A Dictionary of Arts: Azure.

A Dictionary of Arts, Manufactures, and Mines; containing A Clear Exposition of Their Principles and Practice

by Andrew Ure, M. D.;
F. R. S. M. G. S. Lond.: M. Acad. M. S. Philad.; S. PH. DOC. N. GERM. Ranow.; Mulh. Etc. Etc.

Illustrated with nearly fifteen hundred engravings on wood
Eleventh American, From The Last London Edition.
To which is appended, a Supplement of Recent Improvements to The Present Time.

New York: D Appleton & company, 200 Broadway. Philadelphia: George S. Appleton, 148 Chestnut St.


AZURE, the fine blue pigment, commonly called smalt, is a glass colored with oxyde of cobalt, and ground to an impalpable powder.

The manufacture of azure, or smalt, has been lately improved in Sweden, by the adoption of the following process:-

The cobalt ore is first roasted till the greater part of the arsenic is driven off.
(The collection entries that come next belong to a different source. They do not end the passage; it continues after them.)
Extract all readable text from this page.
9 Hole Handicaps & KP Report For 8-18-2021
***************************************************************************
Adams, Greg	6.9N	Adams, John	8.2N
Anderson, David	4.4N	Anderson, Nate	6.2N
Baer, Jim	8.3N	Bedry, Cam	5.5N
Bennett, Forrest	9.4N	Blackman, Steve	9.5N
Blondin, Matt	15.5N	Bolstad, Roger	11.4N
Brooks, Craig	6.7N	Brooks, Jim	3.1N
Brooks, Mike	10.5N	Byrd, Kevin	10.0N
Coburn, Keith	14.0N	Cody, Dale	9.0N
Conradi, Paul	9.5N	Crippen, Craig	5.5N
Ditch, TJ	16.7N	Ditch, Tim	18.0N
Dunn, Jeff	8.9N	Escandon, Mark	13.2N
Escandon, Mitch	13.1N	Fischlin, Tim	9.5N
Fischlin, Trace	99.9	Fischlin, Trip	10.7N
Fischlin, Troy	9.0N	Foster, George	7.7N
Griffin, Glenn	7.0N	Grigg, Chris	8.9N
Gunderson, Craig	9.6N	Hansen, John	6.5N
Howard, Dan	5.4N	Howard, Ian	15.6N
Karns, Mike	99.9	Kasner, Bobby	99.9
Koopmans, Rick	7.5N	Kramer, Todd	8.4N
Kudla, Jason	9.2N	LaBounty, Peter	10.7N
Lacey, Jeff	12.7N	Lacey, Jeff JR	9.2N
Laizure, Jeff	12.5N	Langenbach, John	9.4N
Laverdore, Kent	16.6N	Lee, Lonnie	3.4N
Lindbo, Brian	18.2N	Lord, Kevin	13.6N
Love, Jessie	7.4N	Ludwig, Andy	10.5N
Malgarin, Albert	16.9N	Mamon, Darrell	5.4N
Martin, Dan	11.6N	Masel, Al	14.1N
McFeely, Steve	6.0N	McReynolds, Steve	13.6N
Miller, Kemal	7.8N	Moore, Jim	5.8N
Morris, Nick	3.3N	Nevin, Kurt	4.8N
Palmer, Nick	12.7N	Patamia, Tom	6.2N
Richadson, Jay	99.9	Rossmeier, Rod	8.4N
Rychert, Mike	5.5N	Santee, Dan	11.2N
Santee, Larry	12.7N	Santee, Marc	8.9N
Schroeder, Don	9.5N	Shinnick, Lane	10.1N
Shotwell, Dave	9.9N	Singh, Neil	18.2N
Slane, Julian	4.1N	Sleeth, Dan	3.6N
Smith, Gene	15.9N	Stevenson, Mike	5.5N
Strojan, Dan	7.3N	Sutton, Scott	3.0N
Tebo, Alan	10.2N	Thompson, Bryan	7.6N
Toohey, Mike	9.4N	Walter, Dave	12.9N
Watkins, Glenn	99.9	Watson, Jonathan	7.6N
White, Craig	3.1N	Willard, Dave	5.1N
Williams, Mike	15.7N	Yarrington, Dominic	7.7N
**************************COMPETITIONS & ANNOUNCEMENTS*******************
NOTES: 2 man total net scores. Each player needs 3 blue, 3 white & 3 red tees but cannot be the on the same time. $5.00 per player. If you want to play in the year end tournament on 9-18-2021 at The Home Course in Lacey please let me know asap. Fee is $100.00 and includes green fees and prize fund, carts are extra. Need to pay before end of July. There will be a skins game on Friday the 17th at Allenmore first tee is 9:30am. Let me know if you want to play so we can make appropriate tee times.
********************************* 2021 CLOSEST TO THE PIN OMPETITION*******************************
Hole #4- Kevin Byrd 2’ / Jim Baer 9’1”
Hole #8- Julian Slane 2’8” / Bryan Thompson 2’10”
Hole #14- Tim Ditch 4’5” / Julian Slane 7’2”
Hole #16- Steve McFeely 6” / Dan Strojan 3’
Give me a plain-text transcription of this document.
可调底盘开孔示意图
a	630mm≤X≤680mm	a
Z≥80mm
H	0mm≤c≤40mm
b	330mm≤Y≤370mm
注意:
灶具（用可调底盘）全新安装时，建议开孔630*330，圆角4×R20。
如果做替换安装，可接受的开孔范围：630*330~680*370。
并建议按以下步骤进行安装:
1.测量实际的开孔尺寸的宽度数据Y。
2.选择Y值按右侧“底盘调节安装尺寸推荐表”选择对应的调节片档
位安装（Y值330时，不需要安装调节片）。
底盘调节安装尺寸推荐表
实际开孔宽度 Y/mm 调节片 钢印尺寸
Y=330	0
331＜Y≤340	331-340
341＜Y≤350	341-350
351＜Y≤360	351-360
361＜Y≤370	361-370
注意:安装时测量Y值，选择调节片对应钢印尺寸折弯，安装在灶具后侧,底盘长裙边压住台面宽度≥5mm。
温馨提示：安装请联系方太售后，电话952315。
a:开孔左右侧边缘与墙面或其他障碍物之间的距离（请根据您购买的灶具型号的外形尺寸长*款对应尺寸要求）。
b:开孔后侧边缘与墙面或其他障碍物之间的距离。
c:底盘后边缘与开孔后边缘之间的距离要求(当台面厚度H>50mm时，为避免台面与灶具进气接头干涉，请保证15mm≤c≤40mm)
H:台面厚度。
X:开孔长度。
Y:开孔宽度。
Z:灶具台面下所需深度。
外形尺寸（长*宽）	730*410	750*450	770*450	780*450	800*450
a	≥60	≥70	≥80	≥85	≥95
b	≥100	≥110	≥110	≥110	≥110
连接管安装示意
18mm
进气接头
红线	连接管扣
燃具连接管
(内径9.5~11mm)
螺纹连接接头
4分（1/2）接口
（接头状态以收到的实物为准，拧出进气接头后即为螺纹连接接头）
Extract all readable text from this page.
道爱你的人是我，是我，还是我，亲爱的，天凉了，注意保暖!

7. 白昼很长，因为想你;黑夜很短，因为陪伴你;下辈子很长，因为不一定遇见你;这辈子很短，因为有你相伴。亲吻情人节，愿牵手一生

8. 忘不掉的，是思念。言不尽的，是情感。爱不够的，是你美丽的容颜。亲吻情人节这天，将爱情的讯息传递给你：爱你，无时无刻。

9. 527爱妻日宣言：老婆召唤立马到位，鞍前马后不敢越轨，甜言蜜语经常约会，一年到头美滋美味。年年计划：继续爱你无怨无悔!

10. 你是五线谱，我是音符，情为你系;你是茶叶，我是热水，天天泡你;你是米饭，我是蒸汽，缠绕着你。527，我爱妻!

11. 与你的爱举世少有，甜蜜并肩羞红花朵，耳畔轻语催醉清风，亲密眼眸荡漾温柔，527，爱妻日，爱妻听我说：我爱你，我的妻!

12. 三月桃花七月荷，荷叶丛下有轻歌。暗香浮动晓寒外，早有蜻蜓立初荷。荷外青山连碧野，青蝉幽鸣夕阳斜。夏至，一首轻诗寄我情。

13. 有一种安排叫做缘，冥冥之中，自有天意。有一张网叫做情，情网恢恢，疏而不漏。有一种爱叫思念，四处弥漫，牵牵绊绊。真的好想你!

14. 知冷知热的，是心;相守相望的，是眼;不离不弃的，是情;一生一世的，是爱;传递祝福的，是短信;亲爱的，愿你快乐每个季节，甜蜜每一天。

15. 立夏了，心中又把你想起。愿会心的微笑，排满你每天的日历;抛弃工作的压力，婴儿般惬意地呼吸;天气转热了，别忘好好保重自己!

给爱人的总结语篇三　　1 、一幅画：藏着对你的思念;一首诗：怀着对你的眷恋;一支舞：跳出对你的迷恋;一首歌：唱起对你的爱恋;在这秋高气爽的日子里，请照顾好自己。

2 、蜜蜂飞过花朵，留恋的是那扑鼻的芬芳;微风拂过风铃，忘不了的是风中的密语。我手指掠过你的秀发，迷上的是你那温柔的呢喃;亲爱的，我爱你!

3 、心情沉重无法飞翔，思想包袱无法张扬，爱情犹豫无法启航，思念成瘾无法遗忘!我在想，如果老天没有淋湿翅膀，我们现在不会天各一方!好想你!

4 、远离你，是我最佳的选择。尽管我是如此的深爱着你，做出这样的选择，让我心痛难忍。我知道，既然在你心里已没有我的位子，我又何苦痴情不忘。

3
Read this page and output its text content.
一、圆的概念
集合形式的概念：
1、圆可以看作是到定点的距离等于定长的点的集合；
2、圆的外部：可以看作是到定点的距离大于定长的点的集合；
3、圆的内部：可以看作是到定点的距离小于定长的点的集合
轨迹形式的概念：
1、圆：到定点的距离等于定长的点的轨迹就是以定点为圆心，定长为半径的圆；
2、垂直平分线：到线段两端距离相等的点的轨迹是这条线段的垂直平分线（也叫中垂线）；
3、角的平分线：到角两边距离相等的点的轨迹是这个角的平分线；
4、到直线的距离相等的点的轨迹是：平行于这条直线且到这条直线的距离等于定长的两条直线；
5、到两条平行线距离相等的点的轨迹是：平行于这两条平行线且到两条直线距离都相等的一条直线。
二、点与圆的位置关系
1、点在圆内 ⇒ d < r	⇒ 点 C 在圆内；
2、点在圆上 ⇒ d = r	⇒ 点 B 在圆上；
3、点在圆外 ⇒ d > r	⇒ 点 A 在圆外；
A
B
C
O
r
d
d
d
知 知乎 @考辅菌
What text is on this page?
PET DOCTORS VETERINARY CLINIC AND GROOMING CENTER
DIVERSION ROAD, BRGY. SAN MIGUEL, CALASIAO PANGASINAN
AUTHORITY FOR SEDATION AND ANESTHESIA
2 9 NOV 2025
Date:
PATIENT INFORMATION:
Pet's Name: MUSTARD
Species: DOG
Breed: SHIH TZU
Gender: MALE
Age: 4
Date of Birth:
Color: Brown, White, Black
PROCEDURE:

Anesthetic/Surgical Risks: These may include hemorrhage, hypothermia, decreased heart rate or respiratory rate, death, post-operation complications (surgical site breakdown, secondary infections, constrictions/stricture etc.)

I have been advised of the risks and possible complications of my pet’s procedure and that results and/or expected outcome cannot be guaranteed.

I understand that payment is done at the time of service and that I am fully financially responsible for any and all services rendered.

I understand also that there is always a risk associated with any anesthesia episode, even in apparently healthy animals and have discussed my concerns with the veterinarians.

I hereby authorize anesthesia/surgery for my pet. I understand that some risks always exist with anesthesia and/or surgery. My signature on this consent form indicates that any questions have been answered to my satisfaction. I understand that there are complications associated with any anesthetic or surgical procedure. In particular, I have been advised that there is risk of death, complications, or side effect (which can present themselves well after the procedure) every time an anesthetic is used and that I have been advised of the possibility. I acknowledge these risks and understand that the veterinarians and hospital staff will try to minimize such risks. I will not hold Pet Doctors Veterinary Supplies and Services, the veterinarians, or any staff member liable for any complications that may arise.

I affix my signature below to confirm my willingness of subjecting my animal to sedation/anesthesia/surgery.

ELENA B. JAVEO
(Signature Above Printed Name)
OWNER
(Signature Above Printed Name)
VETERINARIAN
The redisnary impure black oxyde is mixed with as much sulphuric acid (concentrated) as will make it into a paste, which is exposet at first to a moderate heat, then to a cherry-red ignition for an hour. The sulphate thus obtained is reduced to powder, and dissolved in water. To the solution, carbonate of potash is gradually added, in order to separate the remaining portion of oxyde of iron; the quantity of which depends upon the precious degree of calcination. If it be not ebough oxydised, the iron is difficult to be got rid of.

When, from the color of the precipitate, we find that the potash separates merely carbonate of cobalt, it is allowed to settle, the supernatant liquor is decanted, and precipitated, by means of a solution of silicate of potash, prepared as follows:-

Ten parts of potash are carefully mixed with fifteen parts of finely ground flints or sand, and one part of pounded charcoal. This mixture is melted in a crucible of brick clay, an operation which requires steady ignition during 5 or 6 hours. The mass, when melted and pulverized, may be easily dissolved in boiling water, adding to it, by little at a time, the glass previously ground. The filtered solution is colorless, and keeps well in the air, if it contains one part of glass for 5 or 6 of water. The silicate of cobalt, which precipitates upon mixing the two solutions, is the preparation of cobalt most suitable for painting upon porcelain, and for the manufacture of blue glass. See COBALT.